First-Time Homebuyer’s Guide: Part 7
Fixed vs. ARM
After deciding whether the lowest rate, lowest monthly payment or shortest term loan is best for you in Part 6, now it’s time to select the type of mortgage that best fits your needs.
There are two main types of loans: Fixed and adjustable rate mortgages (ARM). As their names imply, fixed rate mortgages, a popular long-term option, involve the same interest rate for the entire term. ARMs, on the other hand, have a set rate initially that is subject to change after a predetermined amount of time, typically five, seven or ten years.
Which one should you consider? It depends on your circumstances.

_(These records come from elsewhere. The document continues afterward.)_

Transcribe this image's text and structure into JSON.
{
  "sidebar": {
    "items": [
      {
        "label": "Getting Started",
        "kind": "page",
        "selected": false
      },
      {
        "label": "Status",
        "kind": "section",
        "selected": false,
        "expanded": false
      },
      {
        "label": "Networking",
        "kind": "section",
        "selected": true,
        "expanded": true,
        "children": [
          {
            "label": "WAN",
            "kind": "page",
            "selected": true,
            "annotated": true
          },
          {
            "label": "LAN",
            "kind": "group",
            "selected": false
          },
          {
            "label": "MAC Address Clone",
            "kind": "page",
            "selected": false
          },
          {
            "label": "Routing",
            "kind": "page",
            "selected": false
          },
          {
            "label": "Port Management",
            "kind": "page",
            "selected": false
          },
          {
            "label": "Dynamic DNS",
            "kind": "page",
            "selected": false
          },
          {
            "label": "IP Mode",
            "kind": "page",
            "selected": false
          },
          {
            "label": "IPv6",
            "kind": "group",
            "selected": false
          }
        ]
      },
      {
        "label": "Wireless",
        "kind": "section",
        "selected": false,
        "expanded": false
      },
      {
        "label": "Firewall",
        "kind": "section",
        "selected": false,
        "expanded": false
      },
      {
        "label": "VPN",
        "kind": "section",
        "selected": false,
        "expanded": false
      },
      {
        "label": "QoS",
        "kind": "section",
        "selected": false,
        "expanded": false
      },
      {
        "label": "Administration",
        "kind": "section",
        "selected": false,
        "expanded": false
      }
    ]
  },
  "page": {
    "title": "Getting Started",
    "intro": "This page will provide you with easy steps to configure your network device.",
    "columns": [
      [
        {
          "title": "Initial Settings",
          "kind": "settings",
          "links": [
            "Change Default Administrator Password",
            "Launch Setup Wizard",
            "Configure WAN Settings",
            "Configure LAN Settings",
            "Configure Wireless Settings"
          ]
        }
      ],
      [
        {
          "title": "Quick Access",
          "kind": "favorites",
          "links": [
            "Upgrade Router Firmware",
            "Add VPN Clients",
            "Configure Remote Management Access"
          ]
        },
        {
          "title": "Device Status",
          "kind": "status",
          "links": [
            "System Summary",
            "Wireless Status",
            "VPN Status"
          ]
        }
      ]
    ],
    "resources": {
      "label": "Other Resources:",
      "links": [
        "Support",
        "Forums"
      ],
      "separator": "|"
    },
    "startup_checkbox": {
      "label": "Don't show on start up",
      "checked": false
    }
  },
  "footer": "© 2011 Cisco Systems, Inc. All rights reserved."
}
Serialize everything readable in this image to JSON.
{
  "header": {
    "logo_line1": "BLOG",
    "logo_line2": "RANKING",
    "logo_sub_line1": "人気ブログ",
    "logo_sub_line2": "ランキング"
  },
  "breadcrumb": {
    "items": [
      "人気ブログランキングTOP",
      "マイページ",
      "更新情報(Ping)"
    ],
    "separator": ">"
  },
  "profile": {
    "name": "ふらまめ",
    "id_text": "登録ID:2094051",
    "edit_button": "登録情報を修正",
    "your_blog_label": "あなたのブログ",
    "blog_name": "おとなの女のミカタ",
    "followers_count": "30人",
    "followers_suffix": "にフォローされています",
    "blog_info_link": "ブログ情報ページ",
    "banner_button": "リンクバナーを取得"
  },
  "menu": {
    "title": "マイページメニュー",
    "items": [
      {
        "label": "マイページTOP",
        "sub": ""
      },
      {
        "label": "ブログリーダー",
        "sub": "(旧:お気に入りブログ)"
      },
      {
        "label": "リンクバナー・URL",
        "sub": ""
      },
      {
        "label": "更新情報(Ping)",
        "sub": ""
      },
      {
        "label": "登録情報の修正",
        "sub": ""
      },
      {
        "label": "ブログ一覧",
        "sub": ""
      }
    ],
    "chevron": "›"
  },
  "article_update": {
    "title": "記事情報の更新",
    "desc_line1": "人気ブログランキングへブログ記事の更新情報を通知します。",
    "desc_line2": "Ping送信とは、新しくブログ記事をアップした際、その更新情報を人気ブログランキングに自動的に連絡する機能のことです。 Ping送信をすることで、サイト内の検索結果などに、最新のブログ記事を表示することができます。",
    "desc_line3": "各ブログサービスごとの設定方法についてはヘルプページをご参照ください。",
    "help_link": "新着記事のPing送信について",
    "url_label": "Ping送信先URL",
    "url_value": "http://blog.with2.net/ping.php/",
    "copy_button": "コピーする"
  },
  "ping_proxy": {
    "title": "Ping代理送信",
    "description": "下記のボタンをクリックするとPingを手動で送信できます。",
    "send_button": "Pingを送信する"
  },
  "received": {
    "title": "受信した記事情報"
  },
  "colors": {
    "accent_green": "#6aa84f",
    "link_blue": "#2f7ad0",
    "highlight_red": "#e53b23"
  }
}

The 30-year fixed rate mortgage has long been popular and a large majority of borrowers elect this option due to its long-term nature, affordable monthly payments and rates that will never change throughout the life of the loan. Homeowners can be assured that when it comes to family finances, mortgage payments with a 30-year or 15-year fixed loan will not be susceptible to unpredictable changes that could increase or decrease the monthly amount owed. If you’re purchasing a home and you plan on living in it for the rest of your life or an extended amount of time, a 30-year fixed rate mortgage (or 15-year fixed rate in the event you are capable and interested in paying it off in a shorter timeframe) could very well be for you. You can lock in a low rate and know exactly what you’ll owe each month—no changes and no surprises, ever.
On the other hand, if you’re purchasing a condo you may outgrow sooner than later or you don’t expect to be in a property long-term, you could consider an ARM. That’s because ARMs typically offer rates lower than what you can obtain with a fixed rate mortgage. For someone who only plans to own a home ten years or less, lower rates and lower monthly payments can be enjoyed with an ARM. That’s due to some risk being incurred given the unpredictable movement of interest rates and the fact your rate could change beyond the initial period. An index commonly used for ARMs is the London Interbank Offering Rate (LIBOR)—depending on where it is when your rate is eligible for an adjustment, it could result in an increase or decrease of your monthly payments.